Abriu os olhos assustada com as gotas de chuva que caiam em seu rosto. Observou o céu cinza, e as nuvens pesadas que pareciam se amontoar ainda mais umas nas outras com a ajuda do vento.
Sentou-se lentamente na grama molhada e olhou ao redor; ao mesmo tempo que sua mente era tomada por lembranças. Tudo aquilo..aquela destruição...Porquê?
As lágrimas começaram a escorrer pelas maçãs pálidas do seu rosto, e se confundiam com as gotas de chuva. O casarão estava todo destruído; ali, bem na sua frente. Ela não conseguira impedir, estava feito.
O fim de tarde era ainda mais escuro com a imagem do casarão, que após ser tomado pelo fogo, tinha agora um aspecto cinzento, morto. Tudo ali estava morto: os velhos pinheiros, a casa na árvore, a esperança de que aquilo fosse só mais um pesadelo.
E em meio toda a destruição, algo parecia reluzir entre o gramado escuro e úmido. Era uma caixa, cor de madeira. A menina levantou, e deu alguns passos em direção ao objeto. A caixa não era muito grande, e tinha em sua tampa estrelas prateadas. Parecia ser a única coisa ali que não lembrava morte. Lucy nunca havia visto aquele objeto antes, mas de alguma forma ele lhe parecia familiar.
Abriu a tampa delicadamente, encontrando no interior da caixinha um caderno pousado no fundo de veludo cor de vinho. A capa de couro vermelho lembrava sangue, e as letras escritas em prata davam um ar de antiguidade. A garota se espantou ao ler o que as letras diziam: 'Escreva para mim, Lucy.'
No fundo da caixinha ainda havia um objeto; uma caneta de nanquim, e nela estava gravado o nome de Lucy, em letras delicadas. Aquilo teria sido deixado para ela por algum motivo. Mas escreveria sobre o quê? Fazia muito tempo que não escrevia sobre nada; tinha abandonado as palavras desde o dia em que Adam simplesmente sumiu. Ele não voltou; e levou com ele toda aquela inspiração. Aquele refúgio que encontrava nas palavras se tornara algum tipo de ligação entre ela e seu passado, então, preferia se manter afastada de tudo que trouxesse dor. Das palavras. Todas elas a faziam lembrar da época em que o mundo podia ser resumido naquele sorriso. Ela não queria ter que lembrar.
Mas agora era diferente. Estava realmente sozinha. Tinha em mãos um caderno, e uma caneta; era tudo o que restava. Quem sabe aquilo não ajudasse a afastar a dor; ou pelo menos minimizar toda aquela destruição. Abriu o caderno e tocou a ponta da caneta no papel em branco. Escreveu quatro palavras, que logo se resumiram em borrões graças à chuva que não parava de cair.

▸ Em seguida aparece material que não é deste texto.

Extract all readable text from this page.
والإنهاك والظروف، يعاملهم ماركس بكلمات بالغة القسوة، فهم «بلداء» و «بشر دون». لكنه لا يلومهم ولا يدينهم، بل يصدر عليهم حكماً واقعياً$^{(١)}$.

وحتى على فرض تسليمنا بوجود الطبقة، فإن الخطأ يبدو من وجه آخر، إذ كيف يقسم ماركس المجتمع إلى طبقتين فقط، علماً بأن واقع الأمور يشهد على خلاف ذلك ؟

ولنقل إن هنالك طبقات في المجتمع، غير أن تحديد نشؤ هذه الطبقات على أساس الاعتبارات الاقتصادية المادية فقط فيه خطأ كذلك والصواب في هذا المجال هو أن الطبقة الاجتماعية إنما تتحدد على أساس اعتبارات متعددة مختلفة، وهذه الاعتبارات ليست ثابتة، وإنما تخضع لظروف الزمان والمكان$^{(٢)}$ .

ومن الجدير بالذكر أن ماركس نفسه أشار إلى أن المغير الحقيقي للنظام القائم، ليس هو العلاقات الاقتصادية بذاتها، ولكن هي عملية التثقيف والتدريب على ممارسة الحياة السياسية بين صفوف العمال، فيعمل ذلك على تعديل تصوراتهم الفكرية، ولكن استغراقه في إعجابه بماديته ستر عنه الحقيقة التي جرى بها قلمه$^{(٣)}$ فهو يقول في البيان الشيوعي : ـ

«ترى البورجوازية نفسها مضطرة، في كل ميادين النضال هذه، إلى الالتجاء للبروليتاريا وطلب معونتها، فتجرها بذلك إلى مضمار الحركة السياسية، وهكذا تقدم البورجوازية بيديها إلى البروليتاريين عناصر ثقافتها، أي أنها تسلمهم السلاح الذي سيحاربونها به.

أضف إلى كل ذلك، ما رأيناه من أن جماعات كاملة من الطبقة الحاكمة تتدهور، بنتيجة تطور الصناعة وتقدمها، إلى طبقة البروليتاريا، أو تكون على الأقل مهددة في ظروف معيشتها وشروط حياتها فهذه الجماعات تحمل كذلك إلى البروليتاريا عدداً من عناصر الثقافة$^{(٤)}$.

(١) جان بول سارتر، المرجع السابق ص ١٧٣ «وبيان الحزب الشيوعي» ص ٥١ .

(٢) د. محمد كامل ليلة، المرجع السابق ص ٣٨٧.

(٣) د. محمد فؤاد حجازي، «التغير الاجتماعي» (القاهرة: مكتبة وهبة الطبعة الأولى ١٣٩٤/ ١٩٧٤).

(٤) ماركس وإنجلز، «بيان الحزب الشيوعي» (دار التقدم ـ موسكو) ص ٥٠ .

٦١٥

Acordou irritada com o feixe de luz que atravessava o quarto e atingia seu rosto. Tinha tido aquele sonho de novo. E têm sido assim desde aquele dia, toda noite, o mesmo sonho, as mesmas palavras que se repetiam. Sentou-se na cama, e esticou o braço até o criado mudo, pegando o velho caderno de capa vermelha. Segurou e o encarou por alguns segundos. Abriu na primeira página e leu as palavras que diziam: ''Eu te amo, Adam." Estas não estavam borradas como as do sonho. Mas traziam a mesma dor em cada linha. Uma lágrima caiu na folha, manchando a letra 'o' da palavra 'amo'. Lucy levou ao peito o pequeno caderno, e fechou os olhos, tentando esquecer. Mas resolveu fazer diferente dessa vez: esticou novamente o braço e pegou a caneta de nanquim marcada com seu nome, e resolveu pela primeira vez atender aquele pedido da capa vermelha. Um pequeno sorriso se fez em seu rosto, enquanto limpava a lágrima insistente que caia, e sussurrou fitando o caderno:

- "Vou escrever pra você, Adam".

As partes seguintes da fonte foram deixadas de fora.